Some people are exempt from wearing face coverings, but campaigners say the rules aren't clear enough. (Posed by model, Getty Images)
Some people are exempt from wearing face coverings, but campaigners say the rules aren't clear enough. (Posed by model, Getty Images)

Invisible exemptions

Fallows is calling for a public awareness campaign regarding the exemptions to face mask rules, particularly for those who suffer from an “invisible” condition.

“If you actually look at the government list so many of the exemptions apply to something, which would not be obvious to the general public,” she explains.

She has joined forces with seven mental-health and disability charities, including Mind, Sense, Alzheimer's UK and Disability Rights UK, in sending a letter to public health minister Jo Churchill, disability minister Justin Tomlinson and former disability minister Penny Mordaunt urging the government to take action.

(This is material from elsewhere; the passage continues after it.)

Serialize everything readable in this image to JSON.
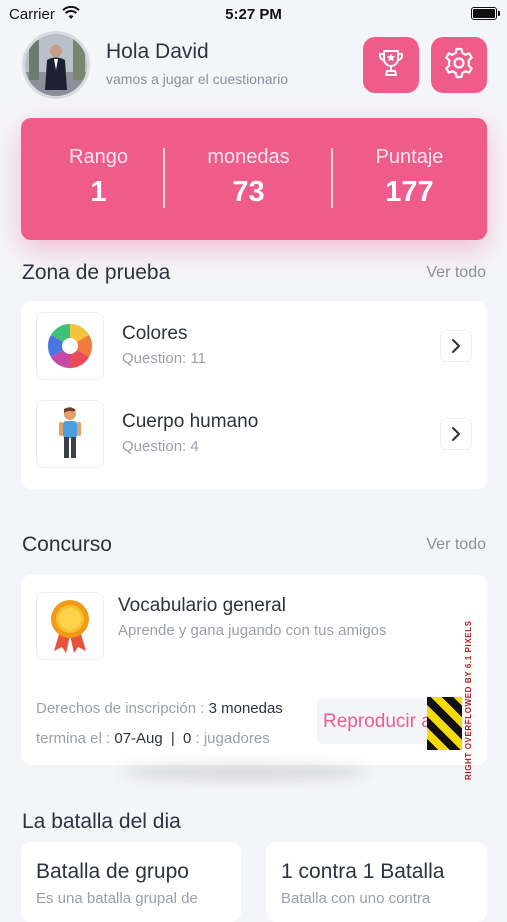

Fallows also wants the government to consider backing the Hidden Disabilities charity’s sunflower lanyard, which is already being used to identify those exempt from wearing a covering and is widely recognised.

The hope is that if the scheme is backed by the government it will add an extra layer of protection for those who are exempt.

“For the people who feel comfortable enough to wear [a lanyard], we are hoping that people will be less likely to challenge them for not wearing a covering,” she explains.

But, as Fallows also points out, a badge “is no substitute for greater public understanding” of why people might not be able to wear face coverings and that this reason may be invisible.

“It wouldn’t take much, you would think, for every single interview that the government gives talking about extra restrictions such as face masks to also add, ‘apart from those that are exempt’. But that message is just not getting out there,” she says.

“And the list [of exemptions] on the government website is just not enough. We’ve got tonnes of people coming forward saying ‘this is an issue for me’ and it is causing so much suffering.”

Fallows says people who do not wear a covering through choice do a “genuine disservice” to those who aren’t able to wear one and are exempt.

She may be exempt from wearing a mask, but that doesn’t mean she is an anti-masker, as some people have wrongly assumed.

“I have no political stance, I’m not a doctor, I’m not a scientist, I’m not informed on that. As far as I'm concerned if the government says you should wear a mask you should wear one, unless you are exempt,” she explains.

“But the point is that these exemptions do exist, the government has recognised it. So it's not that we're going against policy we are completely in line with it, we just want them to be more vocal. And for people to respect it.”